Many make sacrifices like these, not because they cannot perform the required movement, but because their time will be significantly slower if they did. Everyone puts a lot of significance on the speed in which they complete a WOD, regardless of whether it is Rx or scaled. Which is why many will not go the to the next level and do Rx because they know they will be slower. In addition to this notion comes the simple truth that “upping the weight” (going Rx) will hurt more. This also keeps some from going prescribed, often resulting in push pressing 105# rather than 115# as in the above example. Ten pounds more for someone whose max push press is well beyond 115# is more of a mental weight than a physical one. Yes it is heavier, but that doesn’t mean you can’t do it and doesn’t mean you shouldn’t do it just because it will hurt that little bit more or add a minute and a half to your WOD time.

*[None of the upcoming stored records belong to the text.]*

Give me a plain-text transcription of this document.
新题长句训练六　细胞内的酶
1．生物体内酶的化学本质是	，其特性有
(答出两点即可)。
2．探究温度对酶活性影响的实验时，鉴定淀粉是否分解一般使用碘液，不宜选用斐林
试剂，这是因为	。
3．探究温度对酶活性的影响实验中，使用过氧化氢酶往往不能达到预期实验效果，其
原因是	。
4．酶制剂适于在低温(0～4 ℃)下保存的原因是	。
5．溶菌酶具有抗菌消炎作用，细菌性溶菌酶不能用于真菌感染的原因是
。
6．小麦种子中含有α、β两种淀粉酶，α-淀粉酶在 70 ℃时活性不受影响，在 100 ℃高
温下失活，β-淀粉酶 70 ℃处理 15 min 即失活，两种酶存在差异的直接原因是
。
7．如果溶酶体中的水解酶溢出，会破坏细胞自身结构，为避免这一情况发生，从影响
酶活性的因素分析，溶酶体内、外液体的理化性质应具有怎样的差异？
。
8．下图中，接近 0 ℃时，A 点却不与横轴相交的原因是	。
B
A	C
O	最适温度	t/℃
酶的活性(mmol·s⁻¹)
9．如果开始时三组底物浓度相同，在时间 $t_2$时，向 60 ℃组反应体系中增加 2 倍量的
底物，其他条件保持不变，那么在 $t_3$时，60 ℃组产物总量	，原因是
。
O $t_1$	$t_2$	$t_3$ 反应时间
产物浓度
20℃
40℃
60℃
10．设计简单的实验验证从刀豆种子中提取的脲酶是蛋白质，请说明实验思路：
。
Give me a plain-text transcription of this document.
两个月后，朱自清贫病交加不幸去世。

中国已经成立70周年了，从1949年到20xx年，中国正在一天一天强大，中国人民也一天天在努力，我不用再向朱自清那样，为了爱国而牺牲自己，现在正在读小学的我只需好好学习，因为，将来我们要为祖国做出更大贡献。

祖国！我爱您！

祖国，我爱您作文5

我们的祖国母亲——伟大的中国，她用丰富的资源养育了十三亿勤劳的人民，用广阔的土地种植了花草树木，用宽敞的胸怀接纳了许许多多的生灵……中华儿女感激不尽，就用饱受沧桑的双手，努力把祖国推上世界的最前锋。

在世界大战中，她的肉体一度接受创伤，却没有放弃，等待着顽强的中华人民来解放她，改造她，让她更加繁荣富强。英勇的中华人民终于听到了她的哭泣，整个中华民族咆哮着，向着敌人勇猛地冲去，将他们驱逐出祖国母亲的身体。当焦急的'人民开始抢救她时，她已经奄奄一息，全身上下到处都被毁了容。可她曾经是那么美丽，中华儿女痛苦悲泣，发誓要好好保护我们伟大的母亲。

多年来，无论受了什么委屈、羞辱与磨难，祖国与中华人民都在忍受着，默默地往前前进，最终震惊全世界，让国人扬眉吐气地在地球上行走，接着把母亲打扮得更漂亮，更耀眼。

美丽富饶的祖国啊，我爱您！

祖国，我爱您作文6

Sometimes, sacrificing your WOD time to go prescribed is necessary in order to get stronger/fitter overall. Say you do two different workouts a few days apart that have 115# push press in them. You man up and do Rx, even though you would rather do 95# or 105#, and it was the hardest thing you have done and you finished among the last people to finish the workout. Now, fast-forward to two weeks down the road, another workout with 115# push press comes up. You sulk, then man up again, and do 115#. As soon as you pick the bar up and begin the WOD you notice that it is fairly easier than the last time you did it and you’re stringing more reps together than you ever had before with that weight (Note: it doesn’t necessarily happen that fast, but you understand where I’m going with it). You never of thought you could of done 115# and would have still been stuck doing 95, 105, 108, or whatever if you had not gone for it and tried it. Sure it might have hurt and kicked your butt, but now you’re accomplishing your goal of getting Rx, which translates into your goal of getting fitter/stronger/healthier.
You will never push the boundaries of what you are capable of if you do not try to push those boundaries. Trying to go “Rx,” or getting as close as possible to “Rx,” is a way to push those boundaries
So next time there is a WOD on the board and you are on the cusp of being able to go Rx, why don’t you just go for it? Take on a little extra pain and another minute on your time; don’t worry about your name on the board and how you rank up to everyone else. Just know that you accomplished your goal of getting an Rx. As you continue to pursue this goal, your name on the board and its standing among others will take care of itself. But more importantly, you’ll be accomplishing your goal of becoming fitter and healthier, which is way more important than an ‘R’ and x’ by your name and should be the most important goal of everyone in the gym.